Before you start, it’s good to define two things: First, your reason for starting impact management, and second, the target group you want to communicate your impact to.
There are many reasons to start measuring your impact, and they can be both internally and externally motivated. Maybe you want to have an insight into your impact, make it visible, communicate it to your customers, suppliers or funders. Or maybe you want to motivate your employees by stressing the impact of their work. Measuring impact can also be used to gain insight into what does or does not work and to improve current states, for example by benchmarking with other organisations. The figure below provides an overview of the cycle and shows that impact management aims not only to prove, but to improve your organisation.
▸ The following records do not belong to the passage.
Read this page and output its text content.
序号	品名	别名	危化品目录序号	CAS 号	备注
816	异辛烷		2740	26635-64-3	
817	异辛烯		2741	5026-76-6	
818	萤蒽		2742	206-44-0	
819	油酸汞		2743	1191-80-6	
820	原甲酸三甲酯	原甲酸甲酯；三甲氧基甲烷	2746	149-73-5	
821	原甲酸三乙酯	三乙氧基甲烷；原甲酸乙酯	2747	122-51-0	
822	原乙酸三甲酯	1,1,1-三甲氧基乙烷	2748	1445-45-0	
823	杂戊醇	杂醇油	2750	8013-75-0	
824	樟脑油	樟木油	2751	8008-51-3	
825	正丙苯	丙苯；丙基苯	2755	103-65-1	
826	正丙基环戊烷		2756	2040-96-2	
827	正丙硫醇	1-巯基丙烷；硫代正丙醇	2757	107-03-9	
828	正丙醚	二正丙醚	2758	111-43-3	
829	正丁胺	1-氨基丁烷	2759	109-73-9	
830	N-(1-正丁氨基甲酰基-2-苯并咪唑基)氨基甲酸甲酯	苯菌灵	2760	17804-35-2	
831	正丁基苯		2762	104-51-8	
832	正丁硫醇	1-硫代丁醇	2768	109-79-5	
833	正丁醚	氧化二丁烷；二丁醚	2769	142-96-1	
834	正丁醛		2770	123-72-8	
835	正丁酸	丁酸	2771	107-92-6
It doesn’t matter why you want to measure your impact, be it for your Corporate Social Responsibility (CSR) policy or for philanthropic reasons. The approach and the reasoning behind it stay the same, and it’s necessary for both aims – if you don’t measure your impact it’s like a commercial organisation which does not know how much profit it makes.
Dr. Karen Maas
Erasmus University Amsterdam
You can measure your impact before, during or after the activity is carried out. It depends on what you want to achieve: whether you want to identify the expected impact beforehand, to test hypotheses, or to evaluate your operation.
In order to come up with a good impact question, it is important to know what the needs and wants of your target group are. Planned activities often prove to be ineffective because the approach wasn’t sufficiently attuned to the specific problems and needs of the target group.